It seemed the whole world watched in dismay as the U.S. president decided to withdraw from the Paris Accord, a global pact to fight climate change.
Whilst the widespread condemnation of the decision amongst many world leaders, industry experts and citizens is evidence in itself of a bad choice, we take a look at what this means.
What is the Paris Accord?
In 2016 a first-of-its-kind agreement was made between all nations that global temperatures would be kept from rising more than 2C. To contribute, each country would decide their own contribution to the overall goal of cutting greenhouse gas emissions and develop their own strategies to do so. For perspective, scientists believe a rise of 2C would be disastrous.
What does the U.S. exit mean?
As the world’s biggest carbon polluter over time, this presents a large, dangerous, problem to other nations, making harder the overall pledge to reduce global emissions.

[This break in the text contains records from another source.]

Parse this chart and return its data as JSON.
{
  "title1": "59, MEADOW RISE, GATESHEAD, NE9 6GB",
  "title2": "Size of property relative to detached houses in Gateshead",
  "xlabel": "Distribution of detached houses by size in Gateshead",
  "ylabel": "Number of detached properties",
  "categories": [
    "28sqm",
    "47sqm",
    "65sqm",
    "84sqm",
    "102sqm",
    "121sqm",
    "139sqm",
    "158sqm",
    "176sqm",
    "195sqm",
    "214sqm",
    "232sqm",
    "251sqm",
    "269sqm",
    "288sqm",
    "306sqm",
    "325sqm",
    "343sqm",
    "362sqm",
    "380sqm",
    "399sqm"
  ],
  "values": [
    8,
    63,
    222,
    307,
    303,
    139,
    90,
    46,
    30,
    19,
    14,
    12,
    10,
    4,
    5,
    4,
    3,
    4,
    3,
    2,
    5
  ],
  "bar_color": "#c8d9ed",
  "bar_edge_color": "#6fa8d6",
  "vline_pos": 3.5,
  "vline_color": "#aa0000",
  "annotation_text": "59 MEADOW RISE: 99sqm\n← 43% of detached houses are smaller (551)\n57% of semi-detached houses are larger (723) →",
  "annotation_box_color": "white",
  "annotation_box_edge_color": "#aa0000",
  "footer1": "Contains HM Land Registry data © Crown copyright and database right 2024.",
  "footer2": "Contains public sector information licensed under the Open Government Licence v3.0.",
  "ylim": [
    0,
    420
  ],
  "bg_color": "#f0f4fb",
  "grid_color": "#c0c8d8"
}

Going against pleas from the EU, the U.S. appear content to wash their hands of global environmental responsibility, whilst those assumed initially opposed to the mission – India and China – have maintained their support. Without the U.S. they have a chance to spearhead the campaign, although this may prove difficult as China’s biggest efforts in the past have been joint with the U.S.
So what now?
A large portion of American cities, states and businesses have vowed to plough ahead and strive towards the commitment, openly opposing their President’s stance. A reported thirty states have shown their loyalty to the original mission.
Whilst it remains to be seen whether this solidarity will suffice in a battle of such importance, the international reaction combined with national uprising makes clear that responsibility of the environment is not only being accepted, but embraced.